Dual run vs single run capacitor configurations

Most residential AC condensers use a dual-run capacitor: one physical can with three terminals (HERM for compressor, FAN for fan motor, C for common from the contactor) that serves both motors. Dual capacitors are slightly cheaper and easier to wire than two separate capacitors, which is why manufacturers default to them.

Some installations use two single-run capacitors instead: one for the compressor (typically 35 to 70 MFD) and one for the fan motor (typically 5 to 10 MFD). This is common on older equipment, on heat pumps with separate metering for the reversing valve, and on commercial equipment where motors are sized very differently from typical residential. The MFD ratings stay the same as the dual-cap equivalent; the only difference is two cans instead of one.

A failed dual-run capacitor is sometimes replaced with two singles when the original style is hard to source.
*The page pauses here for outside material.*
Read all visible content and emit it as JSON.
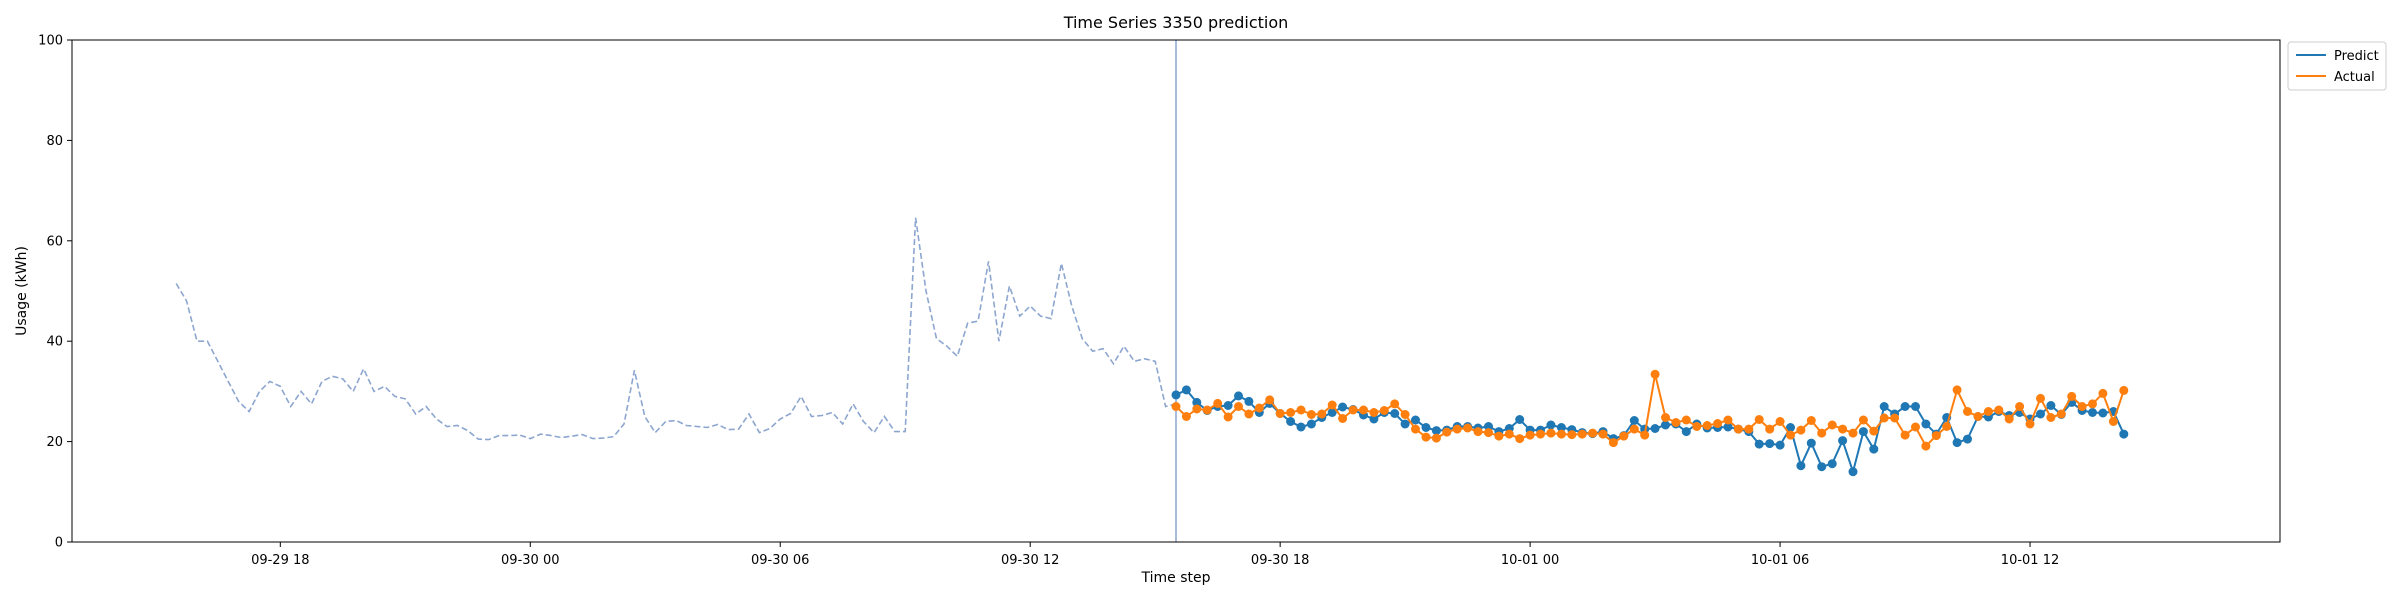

This is fine electrically as long as the MFD values match, but it requires re-routing the wiring. Get the right replacement from a supply house before improvising.

Voltage rating rules: 370V vs 440V replacement

AC capacitors come in two standard voltage ratings: 370 VAC and 440 VAC. The voltage rating is the maximum voltage the capacitor can safely handle, not the operating voltage. The actual voltage across the capacitor while running is usually 240 to 280V, well below either rating.

The rule is straightforward and matters for safety: you can ALWAYS replace a 370V capacitor with a 440V capacitor. You can NEVER replace a 440V capacitor with a 370V capacitor. Going up in voltage rating is fine because the capacitor has more headroom against transient voltage spikes. Going down in voltage rating puts the capacitor at risk of breakdown during normal operation, leading to a shorted capacitor that can damage the compressor or start a fire.

Many supply houses now stock 440V capacitors exclusively for this reason. If your original was 370V and the replacement on the truck is 440V, install it without hesitation. The MFD rating is what matters for performance; the voltage rating is what matters for safety.

Hard start kits: when adding capacitance helps

A hard start kit is a separate device (typically a start capacitor plus potential relay or PTCR) added to a single-phase compressor to boost starting torque. It does not replace the run capacitor; it supplements it during the first half-second of each start cycle, then drops out. Hard start kits help in three situations:

• Older R-22 compressors that have lost some starting torque from age.
• Compressors on low utility voltage (under 220V at the unit during peak demand) that struggle to overcome short-cycle pressure imbalance.
• Long line set installs where pressure equalization between off-cycles is slow and the compressor restarts under partial load.

Hard start kits do not fix a failing run capacitor. They are a separate add-on for starting performance. If the run capacitor is weak, replace the run capacitor first, then evaluate whether a hard start kit is still needed. Most modern variable-speed compressors do not benefit from hard start kits; consult the manufacturer.

Safety: capacitors store dangerous voltage even when power is off

A run capacitor can hold a charge for minutes after power is removed, sometimes exceeding 400V. That is more than enough to cause cardiac arrest if both terminals are touched simultaneously. Always discharge before handling using a 20kΩ resistor with insulated leads held across the terminals for 5 seconds. Insulated discharge tools designed for HVAC capacitors cost under $20 and are the right tool for the job. If you are not a licensed electrician or trained HVAC technician, hire one.